In 2011, Cody Musselman graduated from Kalamazoo College in Kalamazoo, Michigan, and moved to Aspen, Colorado, for a winter of skiing. She took a job as a guest services rep, a gig that entailed everything from helping out with ski valet, to conducting on-mountain surveys, to handing out hot cider. The best part of the job was that it gave Musselman the chance to ski a lot.
During her first month in Aspen, Musselman was out skiing when she found herself in a wooded section of the mountain among a trove of music memorabilia—old album covers, photos and the like. Musselman had unknowingly stumbled across one of Aspen’s shrines, hidden monuments that dot the mountain’s forested areas, set up as memorials to lost loved ones, as tributes to famous musicians or as homages to professional sports teams.
Mountain shrines aren’t unique to Aspen—there’s Big Sky, Montana’s hidden liquor boxes (little lockers full of booze spread out over the mountain), the Mardi Gras trees decorated with underwear, beads and shoes at California’s Mammoth Mountain and laminated photos of deceased skiers nailed to trees at ski areas across the country, from Stowe, Vermont, to Alta, Utah. But, with some 150 recorded memorials dotting Aspen’s four mountains—Aspen Mountain, Snowmass, Buttermilk and Highlands—Aspen has become well known for its hidden shrines.
A few weeks after Musselman discovered the homage, the Aspen shrines came up in conversation. “That’s when I put two and two together,” she said. “And I started to become more interested.” For Christmas, she received the book Sanctuaries in the Snow, written by local author David Wood. In it, Wood documents all of the area’s mountain memorials. Musselman became even more curious and began ruminating over this question: What do they all mean?
Musselman left Aspen after that winter and, in 2015, ended up at Yale University, where she pursued a Ph.D. in religious studies. In the spring of 2015, she took a class about religion and material culture. “At that point, the shrines had been in the back of my mind for a long time,” she said. “I’d been thinking about how quirky they were, thinking about their significance, thinking about how people who lived there related to them, thinking about how people who traveled there were fascinated by them.”

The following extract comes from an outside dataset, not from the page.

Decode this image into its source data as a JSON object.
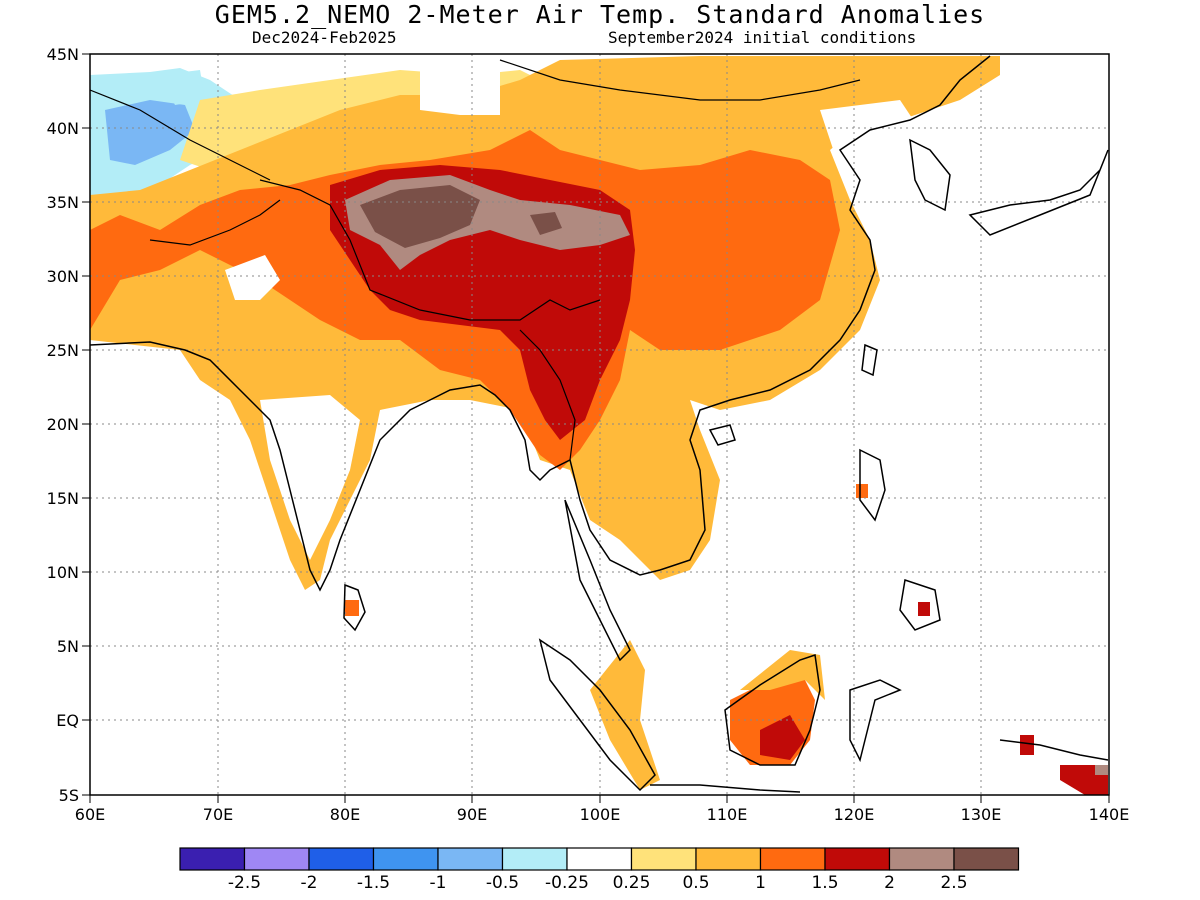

Musselman, now 31, decided to write a paper about the shrines for the class, and went about interviewing locals and reading newspaper reports about the shrines. In her report, which was published last year in the Journal of Material Religion and titled “The Right to Shrine: Global Celebrity, Colonial Logics and Local Knowledge in Aspen’s Mountainside Memories,” Musselman reached some surprising conclusions. She found that the shrines are much more than “quaint reminders of the human factor in recreational tourism.” That, in fact, they’re are a form of colonialism—a marking of territory by locals and regular visitors who feel a sense of ownership over the mountain.
“The Aspen shrines, in their ability to mediate identity, are used by Aspenites to create in-groups and ‘others,’” she wrote. “In particular, the shrines play a role in creating, asserting and sustaining a ‘local’ presence.”
Musselman expands on this later in her paper, writing that, “the invocation of shrines can serve as shorthand to distinguish insiders from outsiders, regular skiers from one-time visitors. The shrines are therefore the material markers of a fictive kin formed around geographies of privilege and access.” In other words, the shrines are physical examples of locals proclaiming the land as their own.
If that seems like a harsh assessment, Musselman agrees. “I suppose you could say so,” she said. “I sit in a seat of privilege, so privilege and access are things I think about a lot. I had to ask, who gets to make a claim? Who has that privilege?”
What particularly troubled Musselman in the course of her research is that shrines lay claim to a space that originally belonged to the Núu-agha-tʉvʉ-pʉ̱ (Ute tribe), a group of people driven from Aspen in the 1800s when mining claims were made in the area. The tribe’s population is estimated to have once been as big as 5,000 or 10,000 people and is now several thousands of members deep and located mainly on multiple reservations in northeast Utah.
As for Aspenites, they seem to think Musselman is right. A story in the Aspen Times asked if it was time to get rid of the shrines. David Wood told the newspaper that Musselman’s article is “brilliant and profound,” further noting that “it goes far beyond what the average person thinks of the Aspen shrines, and makes statements and asks questions about the shrines in such a way that most people would never think of.”
For her part, Musselman doesn’t necessarily want to see the shrines torn down, but she does hope the paper she wrote will provoke thought on the matter. “My intention wasn’t necessarily to fully criticize the shrines or the people who make them,” she said. “It was really to challenge us all to think about the broader politics of the objects that form our everyday life. I’m not out to get the locals, just to push us all to think more deeply about what it is we’re doing.”